Jordan Spieth hasn’t teed it up since posting a T3 at the Masters. And now we know why. The 27-year old superstar caught COVID following his four rounds at Augusta National.
“I’m not exactly sure yet. I took kind of a week off, and then I ended up, actually, getting COVID,” said Spieth, when asked about his current form after such a lengthy break.
“So then I was out for a little while. And then so I’m just kind of starting to get it back the last week or so and kind of get back on track.
“And so I’ve only played a couple rounds and so I’m looking to kind of maybe knock a little rust off that I didn’t think would necessarily be here.
“But, yeah, I feel good. I feel strong. I feel ready to go for a good stretch of golf coming up.”
Spieth isn’t sure how he caught the COVID-19 virus, which now appears to have emanated from a lab in Wuhan, China, and not from a market in the totalitarian communist country.
He first noticed the flu-like symptoms on the Tuesday of the Zurich Classic week, which lasted about “a day and a half.” And for the five days that followed, it was more lingering cold-like symptoms such as congestion and a stuffy nose.
“Not really sure when I got it, to be honest, because nobody I was around ever got it,” said Spieth, when asked to talk more about his COVID symptoms.

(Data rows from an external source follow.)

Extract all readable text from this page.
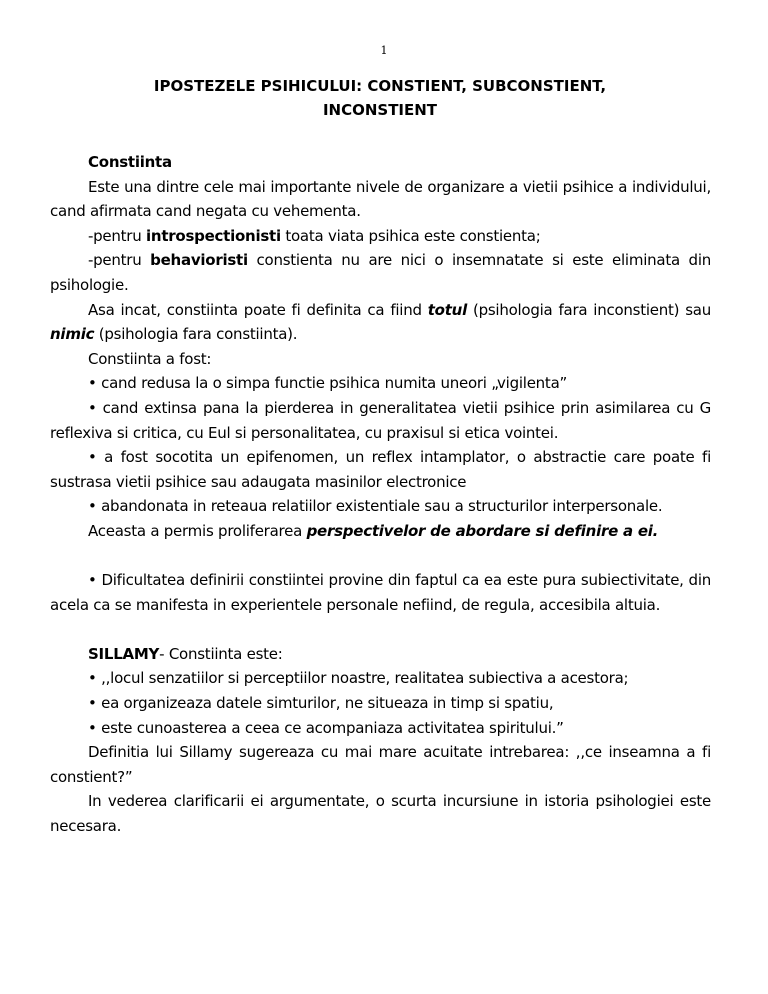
1
IPOSTEZELE PSIHICULUI: CONSTIENT, SUBCONSTIENT,
INCONSTIENT

Constiinta

Este una dintre cele mai importante nivele de organizare a vietii psihice a individului, cand afirmata cand negata cu vehementa.

-pentru introspectionisti toata viata psihica este constienta;

-pentru behavioristi constienta nu are nici o insemnatate si este eliminata din psihologie.

Asa incat, constiinta poate fi definita ca fiind totul (psihologia fara inconstient) sau nimic (psihologia fara constiinta).

Constiinta a fost:

• cand redusa la o simpa functie psihica numita uneori „vigilenta”

• cand extinsa pana la pierderea in generalitatea vietii psihice prin asimilarea cu G reflexiva si critica, cu Eul si personalitatea, cu praxisul si etica vointei.

• a fost socotita un epifenomen, un reflex intamplator, o abstractie care poate fi sustrasa vietii psihice sau adaugata masinilor electronice

• abandonata in reteaua relatiilor existentiale sau a structurilor interpersonale.

Aceasta a permis proliferarea perspectivelor de abordare si definire a ei.

• Dificultatea definirii constiintei provine din faptul ca ea este pura subiectivitate, din acela ca se manifesta in experientele personale nefiind, de regula, accesibila altuia.

SILLAMY- Constiinta este:

• ,,locul senzatiilor si perceptiilor noastre, realitatea subiectiva a acestora;

• ea organizeaza datele simturilor, ne situeaza in timp si spatiu,

• este cunoasterea a ceea ce acompaniaza activitatea spiritului.”

Definitia lui Sillamy sugereaza cu mai mare acuitate intrebarea: ,,ce inseamna a fi constient?”

In vederea clarificarii ei argumentate, o scurta incursiune in istoria psihologiei este necesara.
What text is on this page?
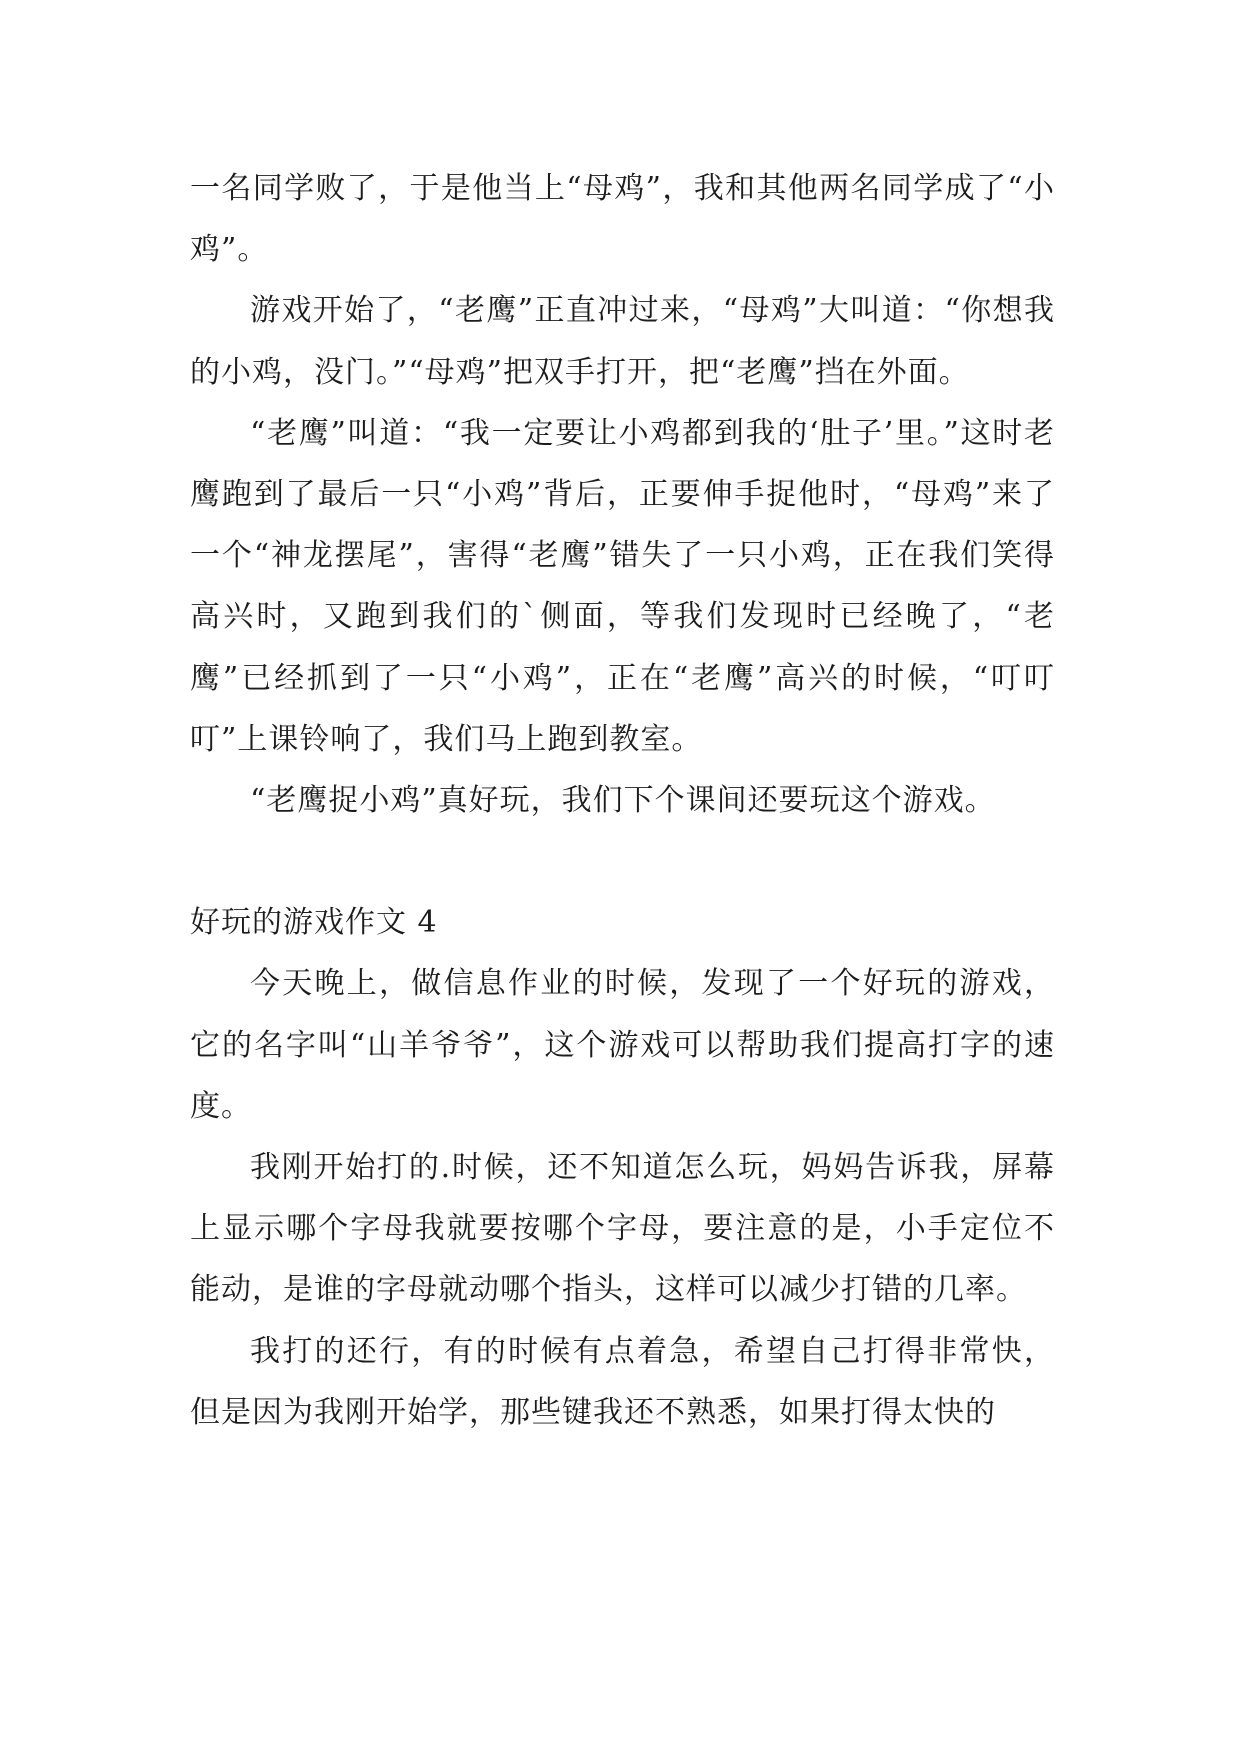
一名同学败了，于是他当上“母鸡”，我和其他两名同学成了“小鸡”。

游戏开始了，“老鹰”正直冲过来，“母鸡”大叫道：“你想我的小鸡，没门。”“母鸡”把双手打开，把“老鹰”挡在外面。

“老鹰”叫道：“我一定要让小鸡都到我的‘肚子’里。”这时老鹰跑到了最后一只“小鸡”背后，正要伸手捉他时，“母鸡”来了一个“神龙摆尾”，害得“老鹰”错失了一只小鸡，正在我们笑得高兴时，又跑到我们的`侧面，等我们发现时已经晚了，“老鹰”已经抓到了一只“小鸡”，正在“老鹰”高兴的时候，“叮叮叮”上课铃响了，我们马上跑到教室。

“老鹰捉小鸡”真好玩，我们下个课间还要玩这个游戏。

好玩的游戏作文 4

今天晚上，做信息作业的时候，发现了一个好玩的游戏，它的名字叫“山羊爷爷”，这个游戏可以帮助我们提高打字的速度。

我刚开始打的.时候，还不知道怎么玩，妈妈告诉我，屏幕上显示哪个字母我就要按哪个字母，要注意的是，小手定位不能动，是谁的字母就动哪个指头，这样可以减少打错的几率。

我打的还行，有的时候有点着急，希望自己打得非常快，但是因为我刚开始学，那些键我还不熟悉，如果打得太快的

“And, then, yeah, it was the Wednesday of New Orleans, I think, when I, when it — or Tuesday of New Orleans when I started my symptoms and it was bad for a day and a half and then it was just kind of annoying for the next five days, kind of lost energy, and sinus stuff.

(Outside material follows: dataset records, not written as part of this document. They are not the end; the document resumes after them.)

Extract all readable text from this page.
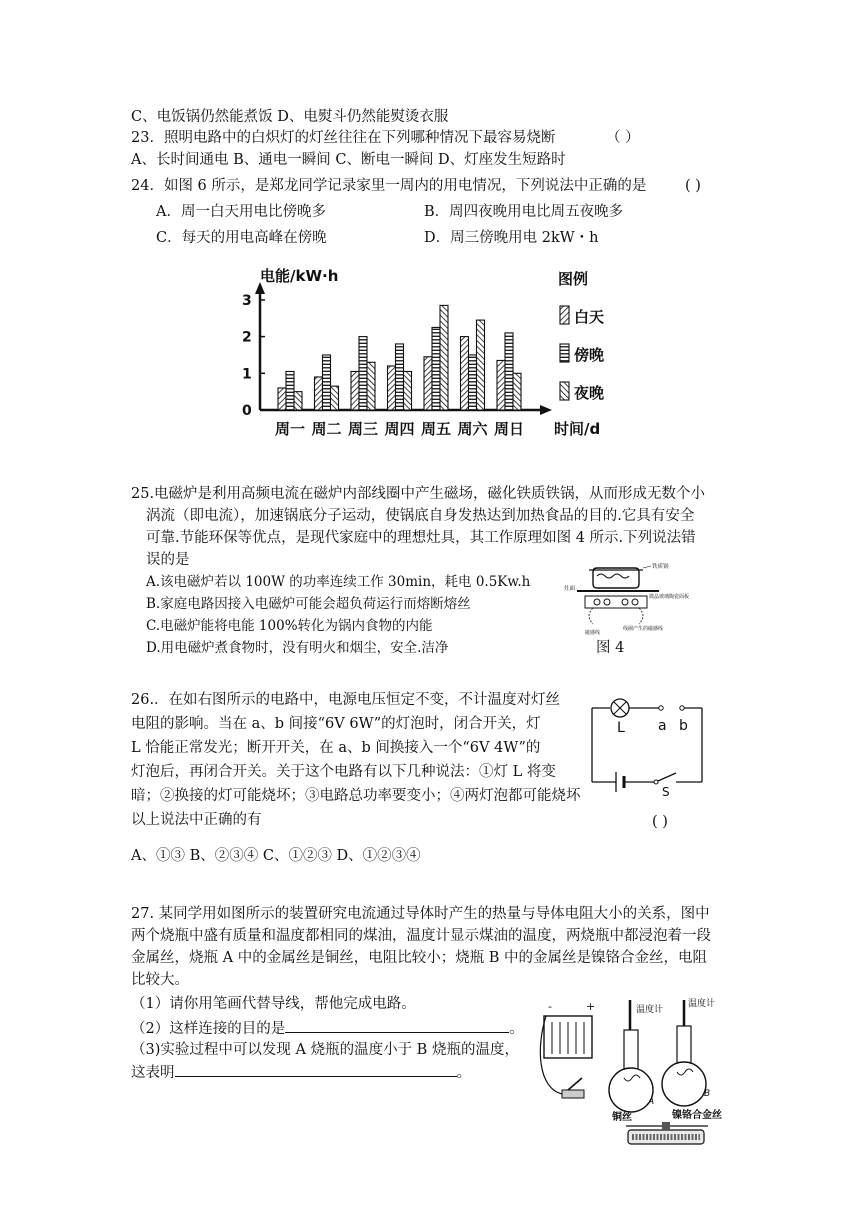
C、电饭锅仍然能煮饭 D、电熨斗仍然能熨烫衣服
23．照明电路中的白炽灯的灯丝往往在下列哪种情况下最容易烧断	（ ）
A、长时间通电 B、通电一瞬间 C、断电一瞬间 D、灯座发生短路时
24．如图 6 所示，是郑龙同学记录家里一周内的用电情况，下列说法中正确的是	( )
A．周一白天用电比傍晚多	B．周四夜晚用电比周五夜晚多
C．每天的用电高峰在傍晚	D．周三傍晚用电 2kW・h
电能/kW·h
0
1
2
3
周一 周二 周三 周四 周五 周六 周日 时间/d
图例
白天
傍晚
夜晚
25.电磁炉是利用高频电流在磁炉内部线圈中产生磁场，磁化铁质铁锅，从而形成无数个小
涡流（即电流），加速锅底分子运动，使锅底自身发热达到加热食品的目的.它具有安全
可靠.节能环保等优点，是现代家庭中的理想灶具，其工作原理如图 4 所示.下列说法错
误的是
A.该电磁炉若以 100W 的功率连续工作 30min，耗电 0.5Kw.h
B.家庭电路因接入电磁炉可能会超负荷运行而熔断熔丝
C.电磁炉能将电能 100%转化为锅内食物的内能
D.用电磁炉煮食物时，没有明火和烟尘，安全.洁净	图 4
铁质锅
灶面
微晶玻璃陶瓷面板
磁感线
线圈产生的磁感线
26.．在如右图所示的电路中，电源电压恒定不变，不计温度对灯丝
电阻的影响。当在 a、b 间接“6V 6W”的灯泡时，闭合开关，灯
L 恰能正常发光；断开开关，在 a、b 间换接入一个“6V 4W”的
灯泡后，再闭合开关。关于这个电路有以下几种说法：①灯 L 将变
暗；②换接的灯可能烧坏；③电路总功率要变小；④两灯泡都可能烧坏
以上说法中正确的有	( )
A、①③ B、②③④ C、①②③ D、①②③④
L a b
S
27. 某同学用如图所示的装置研究电流通过导体时产生的热量与导体电阻大小的关系，图中
两个烧瓶中盛有质量和温度都相同的煤油，温度计显示煤油的温度，两烧瓶中都浸泡着一段
金属丝，烧瓶 A 中的金属丝是铜丝，电阻比较小；烧瓶 B 中的金属丝是镍铬合金丝，电阻
比较大。
（1）请你用笔画代替导线，帮他完成电路。
（2）这样连接的目的是	。
（3)实验过程中可以发现 A 烧瓶的温度小于 B 烧瓶的温度，
这表明	。
-	+	温度计
温度计
A
B
铜丝	镍铬合金丝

“And then after that I started to kind of get full strength back and I would say the last week to week and a half now I’ve been acting as if it never happened.
“I’ve just gone about my days and doing, feeling full energy and being able to hit kind of full workouts and practice sessions and all that kind of stuff.
“So just kind of set me back a little. It was actually, I guess, if there’s ever a good time during the season, it kind of worked out okay. But I was planning on continuing to play. I wasn’t planning on taking a month off in the spring.”
He also didn’t lose his sense of taste or smell, which are reported to be some of the more unique side effects of COVID, but he did find it “interesting” to quarantine from his wife in his own home.
“I didn’t lose taste or smell and I didn’t lose appetite, which was nice,” said Spieth. “But I had to quarantine away from my wife, which was — in the same house, which was interesting. So that I know a lot of people have had to do that over the years or over the last year or so.
“So, yeah, so, anyway, I guess it certainly could have been worse and so I was lucky with that.”
COVID, like any SARS virus, can be “a big deal” for the elderly and/or those with comorbidities, but for anyone under say 60, who is relatively healthy – particularly a 27-year old athlete, it’s generally like fighting off the flu.
Spieth confirmed this:
“It’s not really, in my opinion, it’s not really a big deal,” said Spieth, before catching himself.
He continued. “It’s certainly been a big deal for a lot of people. I’m not downplaying that. I’m just saying as far as me getting it.
“You know, I’m one of very many of who have gotten it and you just go about the process of what you’re supposed to do: stay home, stay away from people, wait until you get cleared, and then go back to work.”
For the opening two rounds, Spieth will be paired with fellow Texans Will Zalatoris and Scottie Scheffler.